The Victorian Government is piloting an Australian first to overcome hiring bias: ditching the “ASL” that comes with all job applications.
For anyone who didn’t spend an embarrassing chunk of their early teen years in MSN chat rooms, ASL was that seedy abbreviation for “age, sex, location” people would ask each other.
It went a little like this: “Hello.” “Hiya, ASL?” “14/f/Sydney, u?” “20/m/Brisbane” “ok gtg bye.”
As far as I know these days are thankfully over. But the top of your CV is essentially a more eloquent version of “ASL” and just like in the quest to make new chat room buddies, those small personal details can make or break your job application. And in the latter case, they clearly should not.
So we’re stoked the Victorian Government has announced an 18-month blind job applications trial to balance the playing field by disregarding the age, sex, race or address of people applying for work at major government departments, agencies and some private sector companies.

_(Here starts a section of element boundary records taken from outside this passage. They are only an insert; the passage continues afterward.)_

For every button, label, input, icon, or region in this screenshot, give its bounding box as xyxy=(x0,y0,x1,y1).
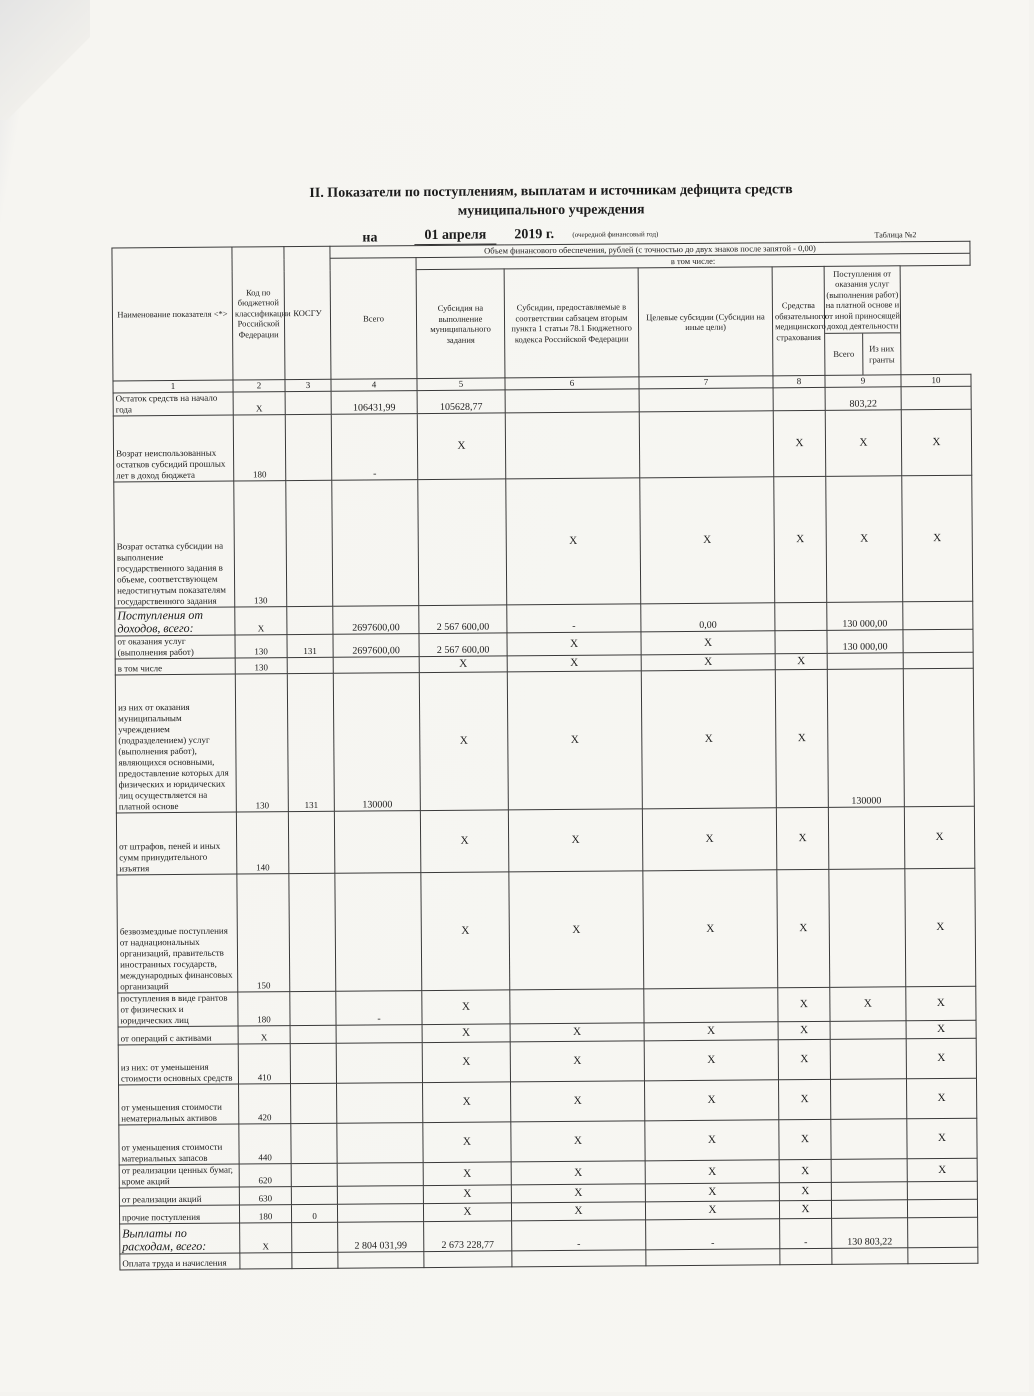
table-row xyxy=(116,806,974,875)
col-number: 6 xyxy=(505,377,639,390)
row-name: Поступления от доходов, всего: xyxy=(115,607,235,636)
row-kosgu: 131 xyxy=(287,634,333,657)
col-number: 2 xyxy=(233,380,285,392)
row-value-c7: X xyxy=(640,477,775,604)
header-target: Целевые субсидии (Субсидии на иные цели) xyxy=(638,267,773,377)
row-value-c8: X xyxy=(779,1159,831,1182)
table-row xyxy=(115,668,974,813)
row-value-c8: X xyxy=(777,869,830,987)
row-kosgu xyxy=(291,1163,337,1186)
header-name: Наименование показателя <*> xyxy=(112,247,233,381)
row-value-c10: X xyxy=(904,806,974,869)
row-value-c5: X xyxy=(423,1185,511,1204)
table-header xyxy=(112,241,971,381)
row-value-total xyxy=(337,1186,423,1205)
row-code: 420 xyxy=(239,1084,291,1124)
row-code: 410 xyxy=(238,1044,290,1084)
row-value-c9: X xyxy=(830,987,906,1022)
header-paid-total: Всего xyxy=(825,334,863,375)
row-value-c10: X xyxy=(902,475,973,602)
row-value-c5: X xyxy=(423,1082,511,1123)
row-value-c10: X xyxy=(906,1038,976,1079)
row-value-c9 xyxy=(830,1039,906,1080)
row-value-c6: X xyxy=(507,671,642,810)
row-kosgu xyxy=(287,657,333,673)
table-row xyxy=(113,409,971,482)
row-kosgu xyxy=(288,811,334,873)
row-code: X xyxy=(238,1026,290,1044)
row-code: 130 xyxy=(234,481,287,607)
row-name: от уменьшения стоимости нематериальных активов xyxy=(119,1084,239,1125)
row-name: от реализации акций xyxy=(119,1187,239,1206)
col-number: 8 xyxy=(773,375,825,387)
row-kosgu xyxy=(292,1222,338,1252)
row-value-c6: X xyxy=(510,1081,644,1122)
row-kosgu xyxy=(290,991,336,1025)
row-value-total xyxy=(337,1204,423,1223)
row-value-c10: X xyxy=(906,1020,976,1039)
row-value-c10: X xyxy=(906,1078,976,1119)
row-value-c5: X xyxy=(423,1162,511,1186)
row-value-c5: X xyxy=(419,672,508,811)
row-value-total xyxy=(337,1123,423,1164)
row-value-total xyxy=(336,1025,422,1044)
row-value-c9 xyxy=(827,653,903,670)
row-value-c5: X xyxy=(420,810,508,873)
row-name: Возрат остатка субсидии на выполнение государственного задания в объеме, соответствующем недостигнутым показателям государственного задания xyxy=(114,481,235,608)
row-value-c10 xyxy=(903,652,973,669)
row-value-c6: - xyxy=(512,1220,646,1251)
row-value-c6: X xyxy=(506,478,641,605)
row-value-total xyxy=(333,657,419,674)
row-value-total xyxy=(334,811,420,874)
row-value-c9: 130 000,00 xyxy=(827,630,903,654)
date-day: 01 апреля xyxy=(414,227,496,245)
row-value-c8: - xyxy=(780,1218,832,1248)
row-value-c5: 2 567 600,00 xyxy=(419,633,507,657)
row-value-c7 xyxy=(644,988,778,1023)
row-value-c8 xyxy=(775,630,827,653)
row-code: X xyxy=(240,1223,292,1253)
row-code: 180 xyxy=(238,992,290,1026)
col-number: 3 xyxy=(285,379,331,391)
row-value-c9 xyxy=(829,869,906,988)
table-row xyxy=(119,1078,977,1125)
row-value-c5: X xyxy=(417,413,506,480)
row-value-c8: X xyxy=(779,1119,831,1159)
row-code: 140 xyxy=(236,812,288,874)
row-value-c8 xyxy=(775,602,827,630)
row-value-c7: X xyxy=(645,1201,779,1220)
row-value-c5: X xyxy=(422,1042,510,1083)
table-number: Таблица №2 xyxy=(874,230,917,240)
row-value-c8: X xyxy=(779,1182,831,1200)
row-name: от операций с активами xyxy=(118,1026,238,1045)
row-value-c6 xyxy=(512,1250,646,1267)
header-subsidy-78: Субсидии, предоставляемые в соответствии сабзацем вторым пункта 1 статьи 78.1 Бюджетного кодекса Российской Федерации xyxy=(504,268,639,378)
row-value-c6: X xyxy=(511,1161,645,1185)
row-code: 630 xyxy=(239,1187,291,1205)
col-number: 1 xyxy=(113,380,233,393)
col-number: 10 xyxy=(901,374,971,387)
row-name: от штрафов, пеней и иных сумм принудительного изъятия xyxy=(116,812,236,875)
row-value-c8 xyxy=(773,387,825,410)
row-value-c7: X xyxy=(644,1022,778,1041)
row-kosgu: 0 xyxy=(291,1204,337,1222)
row-name: поступления в виде грантов от физических и юридических лиц xyxy=(118,992,238,1027)
header-oms: Средства обязательного медицинского страхования xyxy=(772,266,825,375)
row-value-total xyxy=(335,873,422,992)
row-value-total: 106431,99 xyxy=(331,391,417,415)
row-value-total: - xyxy=(336,991,422,1026)
row-code: 130 xyxy=(235,674,288,812)
row-value-c7: X xyxy=(644,1080,778,1121)
row-code: 130 xyxy=(235,635,287,658)
row-value-c7: X xyxy=(645,1160,779,1184)
row-value-c9: 130 000,00 xyxy=(827,602,903,631)
row-value-total: 2697600,00 xyxy=(333,606,419,635)
row-value-c8: X xyxy=(778,987,830,1021)
row-value-c9: X xyxy=(826,476,903,603)
row-name: Выплаты по расходам, всего: xyxy=(120,1223,240,1254)
row-kosgu xyxy=(289,873,336,991)
row-value-c7 xyxy=(639,411,774,478)
row-value-c5: 2 567 600,00 xyxy=(419,605,507,634)
header-kosgu: КОСГУ xyxy=(284,246,331,379)
row-value-c10: X xyxy=(907,1158,977,1182)
row-value-c9 xyxy=(830,1079,906,1120)
row-kosgu xyxy=(290,1025,336,1043)
row-code: 130 xyxy=(235,658,287,674)
row-name: Оплата труда и начисления xyxy=(120,1253,240,1270)
row-code: X xyxy=(233,392,285,415)
row-value-c5: X xyxy=(423,1122,511,1163)
row-value-c7: X xyxy=(641,631,775,655)
row-value-total xyxy=(337,1083,423,1124)
table-body xyxy=(113,374,978,1270)
row-name: Остаток средств на начало года xyxy=(113,392,233,416)
header-volume: Объем финансового обеспечения, рублей (с точностью до двух знаков после запятой - 0,00) xyxy=(330,241,970,258)
row-value-c9: 130 803,22 xyxy=(832,1218,908,1249)
row-value-total: 2697600,00 xyxy=(333,634,419,658)
row-value-c6: X xyxy=(511,1202,645,1221)
row-value-c10: X xyxy=(906,986,976,1021)
row-value-c8: X xyxy=(775,653,827,669)
row-value-c6: X xyxy=(509,871,644,990)
row-value-c6: X xyxy=(508,809,642,872)
row-value-c10 xyxy=(903,601,973,630)
row-name: от оказания услуг (выполнения работ) xyxy=(115,635,235,659)
row-code: 180 xyxy=(239,1205,291,1223)
row-value-c5: X xyxy=(421,872,510,991)
row-value-c10 xyxy=(907,1181,977,1200)
row-value-total xyxy=(336,1043,422,1084)
table-row xyxy=(119,1118,977,1165)
row-value-c7: X xyxy=(642,808,776,871)
row-kosgu: 131 xyxy=(287,673,334,811)
row-value-c7: - xyxy=(646,1219,780,1250)
row-value-c10 xyxy=(908,1247,978,1264)
row-value-c10 xyxy=(907,1199,977,1218)
row-kosgu xyxy=(290,1043,336,1083)
row-value-c5: X xyxy=(422,990,510,1025)
row-value-total xyxy=(337,1163,423,1187)
row-value-c9 xyxy=(831,1182,907,1201)
row-value-c9 xyxy=(831,1159,907,1183)
row-kosgu xyxy=(285,391,331,414)
row-value-c8: X xyxy=(778,1021,830,1039)
row-value-c7: X xyxy=(645,1120,779,1161)
row-value-c9 xyxy=(831,1200,907,1219)
row-value-c7: 0,00 xyxy=(641,603,775,632)
row-value-c5: 105628,77 xyxy=(417,390,505,414)
row-value-c6: X xyxy=(507,632,641,656)
row-value-c6: X xyxy=(510,1023,644,1042)
row-kosgu xyxy=(291,1083,337,1123)
row-value-c7 xyxy=(646,1249,780,1266)
row-value-total: - xyxy=(331,414,418,481)
row-value-c8: X xyxy=(775,669,828,807)
row-name: в том числе xyxy=(115,658,235,675)
document-title xyxy=(246,180,856,223)
row-value-c8: X xyxy=(773,410,826,476)
col-number: 4 xyxy=(331,379,417,392)
row-kosgu xyxy=(287,606,333,634)
table-row xyxy=(114,475,973,608)
header-code: Код по бюджетной классификации Российской Федерации xyxy=(232,247,285,380)
table-row xyxy=(118,1038,976,1085)
row-value-c7: X xyxy=(643,870,778,989)
row-value-c10: X xyxy=(901,409,972,476)
row-value-c6: X xyxy=(510,1041,644,1082)
row-kosgu xyxy=(291,1123,337,1163)
row-value-c5: 2 673 228,77 xyxy=(424,1221,512,1252)
row-value-total xyxy=(338,1252,424,1269)
row-value-c7: X xyxy=(645,1183,779,1202)
row-value-c9: 803,22 xyxy=(825,387,901,411)
row-value-c5 xyxy=(418,479,507,606)
col-number: 5 xyxy=(417,378,505,391)
header-subsidy: Субсидия на выполнение муниципального задания xyxy=(416,269,505,379)
header-incl: в том числе: xyxy=(416,253,970,269)
row-value-c5: X xyxy=(422,1024,510,1043)
row-value-c9: X xyxy=(825,410,902,477)
row-value-c6 xyxy=(510,989,644,1024)
col-number: 7 xyxy=(639,376,773,389)
row-value-c9 xyxy=(828,807,904,870)
row-value-c6: X xyxy=(507,655,641,672)
table-row xyxy=(117,868,976,993)
row-name: безвозмездные поступления от наднациональных организаций, правительств иностранных государств, международных финансовых организаций xyxy=(117,874,238,993)
date-year: 2019 г. xyxy=(514,227,555,243)
row-code: X xyxy=(235,607,287,635)
col-number: 9 xyxy=(825,375,901,388)
row-value-c6 xyxy=(505,412,640,479)
row-code: 440 xyxy=(239,1124,291,1164)
header-total: Всего xyxy=(330,258,417,380)
row-value-c9: 130000 xyxy=(827,669,904,808)
row-value-c8: X xyxy=(776,807,828,869)
row-value-c10: X xyxy=(907,1118,977,1159)
row-value-c8: X xyxy=(778,1039,830,1079)
row-value-c5: X xyxy=(419,656,507,673)
row-value-c5 xyxy=(424,1251,512,1268)
row-code: 620 xyxy=(239,1164,291,1187)
row-value-total xyxy=(332,480,419,607)
row-value-total: 130000 xyxy=(333,673,420,812)
row-value-c8: X xyxy=(778,1079,830,1119)
row-name: из них от оказания муниципальным учреждением (подразделением) услуг (выполнения работ), являющихся основными, предоставление которых для физических и юридических лиц осуществляется на платной основе xyxy=(115,674,236,813)
date-prefix: на xyxy=(362,230,378,246)
row-name: от реализации ценных бумаг, кроме акций xyxy=(119,1164,239,1188)
row-name: прочие поступления xyxy=(119,1205,239,1224)
row-value-c9 xyxy=(830,1021,906,1040)
row-value-c10 xyxy=(903,629,973,653)
row-kosgu xyxy=(291,1186,337,1204)
row-value-c8 xyxy=(780,1248,832,1264)
row-value-c9 xyxy=(831,1119,907,1160)
row-value-c6: - xyxy=(507,604,641,633)
row-value-c6: X xyxy=(511,1184,645,1203)
row-kosgu xyxy=(286,480,333,606)
row-value-c5: X xyxy=(423,1203,511,1222)
row-value-c7: X xyxy=(641,670,776,809)
row-value-c10: X xyxy=(905,868,976,987)
row-kosgu xyxy=(292,1252,338,1268)
row-value-c7 xyxy=(639,388,773,412)
row-value-c10 xyxy=(901,386,971,410)
row-code: 150 xyxy=(237,874,290,992)
row-value-c10 xyxy=(903,668,974,807)
row-value-c8: X xyxy=(774,476,827,602)
date-hint: (очередной финансовый год) xyxy=(572,230,659,239)
header-paid: Поступления от оказания услуг (выполнения работ) на платной основе и от иной приносящей доход деятельности xyxy=(825,266,901,334)
row-value-c9 xyxy=(832,1248,908,1265)
title-line-1: II. Показатели по поступлениям, выплатам и источникам дефицита средств xyxy=(309,182,793,201)
row-value-c7: X xyxy=(641,654,775,671)
indicators-table xyxy=(111,241,978,1271)
row-value-c8: X xyxy=(779,1200,831,1218)
title-line-2: муниципального учреждения xyxy=(457,202,645,219)
row-value-c6 xyxy=(505,389,639,413)
row-value-total: 2 804 031,99 xyxy=(338,1222,424,1253)
row-name: от уменьшения стоимости материальных запасов xyxy=(119,1124,239,1165)
row-name: из них: от уменьшения стоимости основных средств xyxy=(118,1044,238,1085)
header-grants: Из них гранты xyxy=(869,343,895,365)
row-value-c10 xyxy=(908,1217,978,1248)
row-code: 180 xyxy=(233,415,286,481)
row-code xyxy=(240,1253,292,1269)
row-value-c7: X xyxy=(644,1040,778,1081)
row-name: Возрат неиспользованных остатков субсидий прошлых лет в доход бюджета xyxy=(113,415,234,482)
row-value-c6: X xyxy=(511,1121,645,1162)
row-kosgu xyxy=(285,414,332,480)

The move to stamp out deliberate discrimination and subconscious bias involves de-identifying the name, gender, age and location of job-seekers during the application process — because as everyone knows, landing the interview is the hardest hurdle.
Research conducted by the Australian National University illustrated the discrimination job applicants from culturally diverse backgrounds deal with, leading some to ‘anglicise’ their name.
The study found that to get as many interviews as somebody with the same qualifications and experience but with an Anglo-sounding name, an Indigenous person must submit 35 per cent more applications, a Chinese or Middle Eastern person must send off about two-thirds more and an Italian must send off an extra 12 per cent.